Random Acts of Kindness is one of the Top 5 Happiness Habits that will boost your overall well-being and happiness levels.
From little on, we are taught kindness matters. But we weren’t always taught that you, as the giver of kindness, receive even more of a happiness boost than the recipient of the kindness.
As most of you know, I take a morning run. Not too long ago, during one of the 95-degree weeks in Southern Indiana, I noticed two men working each day placing a metal roof on a building.
I would see them at 6:00 in the morning, and then when I drove by around 8:00 p.m., they would still be working away on the roof.
They were covered in black soot from taking off the old roof and drenched in sweat. They were up there for hours and hours hammering away, sweating, and laboring.
I was so impressed with their work ethic and resilience in the heat.
I have to admit that I also felt guilty for how hard they were working for their paycheck. I know some people love physical labor, but I couldn’t help but think about the back-breaking work they were doing on a daily basis.
And I know enough about some of these small outfits in my small hometown to also know they work for low hourly rates.
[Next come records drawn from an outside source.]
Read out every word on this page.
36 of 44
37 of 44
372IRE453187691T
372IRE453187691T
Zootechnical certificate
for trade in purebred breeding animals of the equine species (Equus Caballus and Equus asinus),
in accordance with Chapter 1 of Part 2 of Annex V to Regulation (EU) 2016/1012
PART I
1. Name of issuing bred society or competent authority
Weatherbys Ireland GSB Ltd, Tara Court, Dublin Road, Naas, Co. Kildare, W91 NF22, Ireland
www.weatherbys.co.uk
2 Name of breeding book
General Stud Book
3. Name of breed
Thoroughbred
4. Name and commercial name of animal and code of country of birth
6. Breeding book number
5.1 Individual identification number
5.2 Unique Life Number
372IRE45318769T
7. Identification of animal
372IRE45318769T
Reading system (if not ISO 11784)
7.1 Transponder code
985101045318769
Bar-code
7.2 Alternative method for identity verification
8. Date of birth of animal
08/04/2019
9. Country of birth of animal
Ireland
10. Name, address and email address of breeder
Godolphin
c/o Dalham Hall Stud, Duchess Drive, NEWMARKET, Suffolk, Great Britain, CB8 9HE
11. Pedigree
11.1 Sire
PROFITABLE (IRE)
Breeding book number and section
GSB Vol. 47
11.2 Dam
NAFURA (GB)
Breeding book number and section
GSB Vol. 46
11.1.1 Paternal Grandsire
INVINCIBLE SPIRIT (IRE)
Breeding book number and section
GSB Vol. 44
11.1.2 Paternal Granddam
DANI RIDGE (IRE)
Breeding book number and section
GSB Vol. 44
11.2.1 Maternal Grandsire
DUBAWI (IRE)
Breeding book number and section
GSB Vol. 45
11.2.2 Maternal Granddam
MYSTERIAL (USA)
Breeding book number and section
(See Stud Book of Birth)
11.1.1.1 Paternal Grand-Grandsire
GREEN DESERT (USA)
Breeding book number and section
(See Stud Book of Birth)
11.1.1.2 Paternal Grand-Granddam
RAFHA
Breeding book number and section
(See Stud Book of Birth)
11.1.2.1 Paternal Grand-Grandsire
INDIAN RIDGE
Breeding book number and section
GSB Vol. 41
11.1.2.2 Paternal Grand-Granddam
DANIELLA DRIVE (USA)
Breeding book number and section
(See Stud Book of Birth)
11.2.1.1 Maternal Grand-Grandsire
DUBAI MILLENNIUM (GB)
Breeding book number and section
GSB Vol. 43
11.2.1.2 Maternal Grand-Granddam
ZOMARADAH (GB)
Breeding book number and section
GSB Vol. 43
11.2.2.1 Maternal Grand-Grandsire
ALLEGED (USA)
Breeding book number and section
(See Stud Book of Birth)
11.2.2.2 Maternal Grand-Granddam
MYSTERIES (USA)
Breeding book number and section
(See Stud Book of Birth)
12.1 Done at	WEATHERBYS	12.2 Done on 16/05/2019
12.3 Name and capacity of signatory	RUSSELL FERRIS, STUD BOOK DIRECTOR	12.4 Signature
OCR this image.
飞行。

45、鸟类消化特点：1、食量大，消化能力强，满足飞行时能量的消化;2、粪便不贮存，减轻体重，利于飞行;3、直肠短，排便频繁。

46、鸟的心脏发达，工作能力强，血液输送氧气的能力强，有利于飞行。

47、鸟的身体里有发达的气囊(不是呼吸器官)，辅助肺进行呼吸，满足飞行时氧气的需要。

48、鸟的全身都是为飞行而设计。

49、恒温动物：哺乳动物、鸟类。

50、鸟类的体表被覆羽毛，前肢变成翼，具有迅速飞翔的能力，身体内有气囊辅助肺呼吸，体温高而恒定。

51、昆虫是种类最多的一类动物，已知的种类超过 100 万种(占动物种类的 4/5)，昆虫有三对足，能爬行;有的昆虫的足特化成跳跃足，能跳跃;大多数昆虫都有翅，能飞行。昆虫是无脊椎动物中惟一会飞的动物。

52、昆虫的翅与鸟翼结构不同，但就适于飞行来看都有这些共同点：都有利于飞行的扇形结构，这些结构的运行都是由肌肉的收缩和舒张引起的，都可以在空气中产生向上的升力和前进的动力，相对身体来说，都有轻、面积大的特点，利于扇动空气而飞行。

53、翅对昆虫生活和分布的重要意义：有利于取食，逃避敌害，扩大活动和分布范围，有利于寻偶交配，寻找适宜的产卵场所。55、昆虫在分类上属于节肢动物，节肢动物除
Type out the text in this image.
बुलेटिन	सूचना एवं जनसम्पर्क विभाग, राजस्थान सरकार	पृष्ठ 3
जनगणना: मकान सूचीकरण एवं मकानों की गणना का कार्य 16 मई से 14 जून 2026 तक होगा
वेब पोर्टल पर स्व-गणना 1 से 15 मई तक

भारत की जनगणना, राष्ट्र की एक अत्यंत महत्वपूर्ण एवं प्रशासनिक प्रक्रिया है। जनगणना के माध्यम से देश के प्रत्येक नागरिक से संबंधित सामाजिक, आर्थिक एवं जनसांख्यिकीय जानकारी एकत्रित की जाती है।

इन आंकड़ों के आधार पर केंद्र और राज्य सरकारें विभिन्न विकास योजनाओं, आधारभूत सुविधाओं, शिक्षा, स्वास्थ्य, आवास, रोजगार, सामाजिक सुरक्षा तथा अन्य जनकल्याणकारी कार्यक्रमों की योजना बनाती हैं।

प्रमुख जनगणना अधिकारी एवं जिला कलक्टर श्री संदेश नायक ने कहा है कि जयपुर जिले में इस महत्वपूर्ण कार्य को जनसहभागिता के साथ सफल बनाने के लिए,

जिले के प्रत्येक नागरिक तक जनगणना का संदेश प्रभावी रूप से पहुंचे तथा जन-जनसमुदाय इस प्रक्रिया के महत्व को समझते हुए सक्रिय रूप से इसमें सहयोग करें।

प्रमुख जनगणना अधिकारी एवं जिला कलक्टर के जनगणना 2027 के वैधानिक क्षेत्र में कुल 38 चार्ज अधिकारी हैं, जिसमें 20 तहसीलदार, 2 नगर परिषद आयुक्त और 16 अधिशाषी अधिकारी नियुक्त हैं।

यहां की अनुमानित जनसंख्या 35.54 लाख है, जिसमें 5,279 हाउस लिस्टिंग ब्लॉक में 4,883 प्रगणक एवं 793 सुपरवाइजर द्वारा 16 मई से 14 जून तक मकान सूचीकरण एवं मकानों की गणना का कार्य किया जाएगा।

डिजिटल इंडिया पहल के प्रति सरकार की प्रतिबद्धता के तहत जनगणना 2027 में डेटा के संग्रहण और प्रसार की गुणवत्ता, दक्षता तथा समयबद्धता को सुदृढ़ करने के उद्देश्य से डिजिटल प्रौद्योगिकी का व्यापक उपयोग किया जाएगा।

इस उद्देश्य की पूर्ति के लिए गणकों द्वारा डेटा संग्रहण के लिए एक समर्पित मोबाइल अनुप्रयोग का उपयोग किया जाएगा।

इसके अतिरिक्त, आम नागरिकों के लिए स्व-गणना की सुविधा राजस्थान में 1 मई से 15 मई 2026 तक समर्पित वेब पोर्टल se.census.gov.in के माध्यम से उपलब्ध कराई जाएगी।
My dad was a laborer. He painted houses, and in the summer, that meant being outside in the scorching heat pulling 12 - 14 hour workdays. I know how hard he worked for his family and his paycheck.
In hindsight, I now know this was one of the reasons back in the day; he pushed so hard for his children to get college degrees. It’s easier to work with your brain than your body.
After seeing these strong men on the third day, I was reminded of the importance of Random Acts of Kindness. I decided to go to the convenience store, bought two - 40 oz fountain drinks and two Gatorades, and drove back by to drop them off.
It just so happened that when I drove back by, they were stepping off their ladders to get more supplies.
I stopped my car and said, “I have been watching you both work so hard all week in this heat. I’m so impressed with your work ethic. I just want you to know I value how hard you are working.”
I wanted them to know that I “see” them and “value” them.
I truly wish I had been able to snap a picture of their faces. They went from shock to giant smiles.
Their faces were full of appreciation, and you would have thought I had just handed them $1000.00.
It was as if no one had done anything nice for them in ages. They immediately started gulping down the drinks and probably thanked me three times before I got back in my car.
I left with tears in my eyes, thinking about how many people feel “unseen” in their work.
Some of you reading this might not feel “seen” or “valued.” It might be unintentional.
And, I know everyone is bogged down with so much on their working plates, but when we can pause and simply let someone know we “see” them, it makes a meaningful difference.
Now, I’m not sharing this with you so you can give me accolades or tell me what a good person I am.
That’s not the reason for this email.
Plus, I’ve probably already done ten things wrong that week, but this was something I did right.
The reason for this email is that I think we should all start looking for opportunities to make people feel seen, validated, and appreciated.
From thanking the Walmart clerk who checked you out to a simple smile at someone, these little Random Acts of Kindness mean the world to others.
You get a boost in happiness each time you perform a random act of kindness.
Our brains become addicted to feeling good by making others feel good. And it causes a ripple effect: the person who received the kindness then thinks about doing something nice for someone else.
This exercise asks you to perform acts of kindness to cultivate feelings of kindness and happiness in yourself so that you can extend kindness to your local community and the world.
HOW TO DO IT
Choose a day this week and perform five acts of kindness (or choose to do one a day for 5 days in a row). It doesn’t matter if the acts are big or small, but research shows it is more powerful if you perform a variety of acts.
You can choose different people to perform the acts to. Examples include sending a nice email or a text praising someone, thanking the Walmart cashier, buying a stranger’s coffee, helping a friend with a chore, donating blood, leaving a treat for the mailman, or giving $5 to a homeless person.
Take the time to let someone know you appreciate, value, and "see" them.
I'd love to hear if you performed an act of kindness. Your kindnesses will lift me up, and I can't wait to see the examples you send me!